Bolivia’s New Government Pledges to Implement Buen Vivir

Ollantay Itzamná

Vice President of the Plurinational State of Bolivia, David Choquehuanca, Pledges to Implement Buen Vivir

David Choquehuanca, Aymara, Vice President of the Plurinational State of Bolivia, on the day of his swearing-in, surprised with a powerful new discourse that challenges modernity with arguments from the horizon of Buen Vivir. The message impacts on a post-pandemic world where development myths and modern reason are on the decline.

Although the “rhetoric” of Buen Vivir was already present in the official discourse of the Movement Towards Socialism (MAS), during the government of Evo Morales, nevertheless, with the passing of time, Buen Vivir was giving ground in the official discourse to the extent that the developmentalist ideology of the class-conscious left imposed itself on the MAS. To the extent that the “slogan” of Buen Vivir was assumed as one more slogan to sweeten the proposal of “Andean Amazonian capitalism”.

Choquehuanca, one of the founders and ideologues of MAS-IPSP, now as Vice President, is beginning to publicly argue the Buen Vivir proposal as the philosophical horizon that should guide the new government and the peoples of Bolivia in the post-pandemic and post-de facto government.

After hearing the message of Vice President Choquehuanca, the ideas that resonate within the ears and hearts of the people are clear. They disrupt the constituent elements of modern civilization.

Buen Vivir implies an Earth identity. “(…) we are sinchi, we are rumi, we are jenecherú, fire that never goes out, we are from Samaipata, we are jaguar, we are katari, we are ainos, we are mauríes, (…)”, says Choquehuanca.

And, indeed, we are part and parcel of Mother Earth. We are not a different or superior identity to the Earth (Kantian philosophy). We are Earth that thinks, Earth that feels, Earth that suffers. We are Earth. All of us in the cosmic community carry the same chemical elements organized differently.

Good Living focused on the well-being of the cosmic community. “We are living in a time of becoming jiwasa again, it is not me, it is us. Jiwasa is the death of self-centeredness (…)”, reiterates the Vice President.

Modernity is constituted on the premise of the disarticulated individual as the center and end of reality, in competition with others. In the face of this suicidal individualism, Buen Vivir centered on the community (jiwasa in Aymara) is proposed. The well-being of the articulated individual depends on the well-being of the community. Unlike modernity (where individual well-being is its purpose), in Buen Vivir the cosmic community in balance will be the greatest good.
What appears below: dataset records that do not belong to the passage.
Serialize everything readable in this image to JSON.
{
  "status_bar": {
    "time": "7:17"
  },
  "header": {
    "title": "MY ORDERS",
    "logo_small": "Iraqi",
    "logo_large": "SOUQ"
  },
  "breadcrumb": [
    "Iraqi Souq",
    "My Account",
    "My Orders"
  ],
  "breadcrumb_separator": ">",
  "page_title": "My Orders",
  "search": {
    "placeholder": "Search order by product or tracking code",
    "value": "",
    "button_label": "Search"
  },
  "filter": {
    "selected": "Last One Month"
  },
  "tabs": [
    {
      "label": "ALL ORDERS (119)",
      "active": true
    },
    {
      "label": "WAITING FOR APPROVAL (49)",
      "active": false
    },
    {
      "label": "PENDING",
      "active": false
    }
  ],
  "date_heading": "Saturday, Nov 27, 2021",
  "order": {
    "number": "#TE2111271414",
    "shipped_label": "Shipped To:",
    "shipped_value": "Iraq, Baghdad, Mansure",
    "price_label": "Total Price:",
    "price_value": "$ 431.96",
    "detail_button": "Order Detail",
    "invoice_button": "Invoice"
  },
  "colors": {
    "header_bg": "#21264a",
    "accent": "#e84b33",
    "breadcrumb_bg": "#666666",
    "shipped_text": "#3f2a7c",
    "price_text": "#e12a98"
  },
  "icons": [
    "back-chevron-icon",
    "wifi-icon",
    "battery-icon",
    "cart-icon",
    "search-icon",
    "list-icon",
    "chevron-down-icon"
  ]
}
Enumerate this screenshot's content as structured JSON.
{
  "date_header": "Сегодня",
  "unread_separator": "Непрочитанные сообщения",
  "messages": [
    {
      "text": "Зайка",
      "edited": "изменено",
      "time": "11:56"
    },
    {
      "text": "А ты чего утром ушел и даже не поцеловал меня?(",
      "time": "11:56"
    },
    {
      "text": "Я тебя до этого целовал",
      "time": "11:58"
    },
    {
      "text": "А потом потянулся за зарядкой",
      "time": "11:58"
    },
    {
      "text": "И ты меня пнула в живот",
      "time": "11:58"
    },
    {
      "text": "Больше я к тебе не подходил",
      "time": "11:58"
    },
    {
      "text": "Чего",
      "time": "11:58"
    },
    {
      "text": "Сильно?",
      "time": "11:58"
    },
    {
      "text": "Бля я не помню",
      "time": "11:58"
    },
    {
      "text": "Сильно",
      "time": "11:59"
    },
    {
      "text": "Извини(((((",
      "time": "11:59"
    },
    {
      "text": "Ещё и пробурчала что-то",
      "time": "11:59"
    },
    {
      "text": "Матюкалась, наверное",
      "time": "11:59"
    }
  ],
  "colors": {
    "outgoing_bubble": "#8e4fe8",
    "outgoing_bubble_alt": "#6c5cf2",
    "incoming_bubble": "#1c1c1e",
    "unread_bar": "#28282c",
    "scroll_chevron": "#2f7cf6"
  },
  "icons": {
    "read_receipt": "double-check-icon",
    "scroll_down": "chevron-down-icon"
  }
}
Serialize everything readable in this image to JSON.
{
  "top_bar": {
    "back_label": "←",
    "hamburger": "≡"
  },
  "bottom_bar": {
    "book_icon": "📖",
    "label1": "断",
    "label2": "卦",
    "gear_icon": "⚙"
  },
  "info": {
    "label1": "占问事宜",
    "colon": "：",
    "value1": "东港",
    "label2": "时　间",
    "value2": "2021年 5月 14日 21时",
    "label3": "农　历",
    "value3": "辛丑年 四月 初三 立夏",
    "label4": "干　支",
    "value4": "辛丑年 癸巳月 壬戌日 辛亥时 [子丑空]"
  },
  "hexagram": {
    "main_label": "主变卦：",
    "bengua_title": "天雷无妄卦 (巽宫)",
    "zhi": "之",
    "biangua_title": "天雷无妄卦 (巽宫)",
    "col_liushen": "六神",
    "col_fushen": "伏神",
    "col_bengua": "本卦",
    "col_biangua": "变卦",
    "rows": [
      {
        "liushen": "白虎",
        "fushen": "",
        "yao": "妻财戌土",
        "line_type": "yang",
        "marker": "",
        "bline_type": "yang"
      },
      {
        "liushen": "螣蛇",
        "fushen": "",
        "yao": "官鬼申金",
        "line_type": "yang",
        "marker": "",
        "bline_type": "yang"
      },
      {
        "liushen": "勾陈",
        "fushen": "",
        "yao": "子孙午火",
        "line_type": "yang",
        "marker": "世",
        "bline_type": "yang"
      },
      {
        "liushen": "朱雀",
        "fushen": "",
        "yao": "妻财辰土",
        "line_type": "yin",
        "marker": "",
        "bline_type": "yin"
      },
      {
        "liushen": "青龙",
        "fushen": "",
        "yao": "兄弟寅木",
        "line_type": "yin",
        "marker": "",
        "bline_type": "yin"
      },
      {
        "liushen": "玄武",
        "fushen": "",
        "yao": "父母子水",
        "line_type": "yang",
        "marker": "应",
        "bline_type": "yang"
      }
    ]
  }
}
Buen Vivir requires overcoming anthropocentrism. “(…) jiwasa is the death of anthropocentrism and it is the death of Eurocentrism”, continues David Choquehuanca. The idea of community does not refer to the idea of society (the sum of individual wills) that modernity poses. The community, the ayllu, refers to the cosmic community. A community made up of all the members of the cosmos and of the multi-faceted world. Here the hegemony of the modern subject disappears (human individual endowed with freedom, will and reason) and the Earth subject emerges in its different manifestations, with dignity, rights, obligations and opportunities.

Buen Vivir requires a balanced power. “We will encourage the opposing sides to seek solutions between the right and the left, between the rebelliousness of the young and the wisdom of the old, between the limits of science and unshakable nature, between the creative minorities and the traditional majorities, between the sick and the healthy, between the rulers and the ruled, between the cult of leadership and the gift of serving others,” says the Vice President.

Buen Vivir is sustained by balance, and it nurtures balance in all dimensions of life. Balance requires the coexistence of several different actors who build consensus. Equilibrium is power, and power is horizontal. For modernity, power is domination, it is hegemony, it is control…

Buen Vivir implies plurinationality. “(…) we are Maya, we are Guarani, we are Mapuche, we are Mojeño, we are Aymara, we are Quechua, we are Jopi and we are all from the culture of life, we awaken our larama, larama equally rebellious with wisdom”.

For David Choquehuanca, the condition of plurinationality is not an exclusive matter for Bolivia. All the peoples of Abya Yala have and are called to awaken their larama (creative consciousness) to undertake their paths of liberation. In Buen Vivir, political identity is not tied, as in modernity, to the chimerical idea of a single national identity.

Furthermore, the Vice President of the Plurinational State of Bolivia reiterated that Buen Vivir is based on the principles of reciprocity, interrelatedness, complementarity and correspondence.

I consider this approach not to be a nostalgic whim of the past millennium of the original peoples, from which David Choquehuanca comes, but rather an echo of the categorical existential imperative that hovers over humanity on a wounded Planet that has a tendency to “dispose of ” the human species.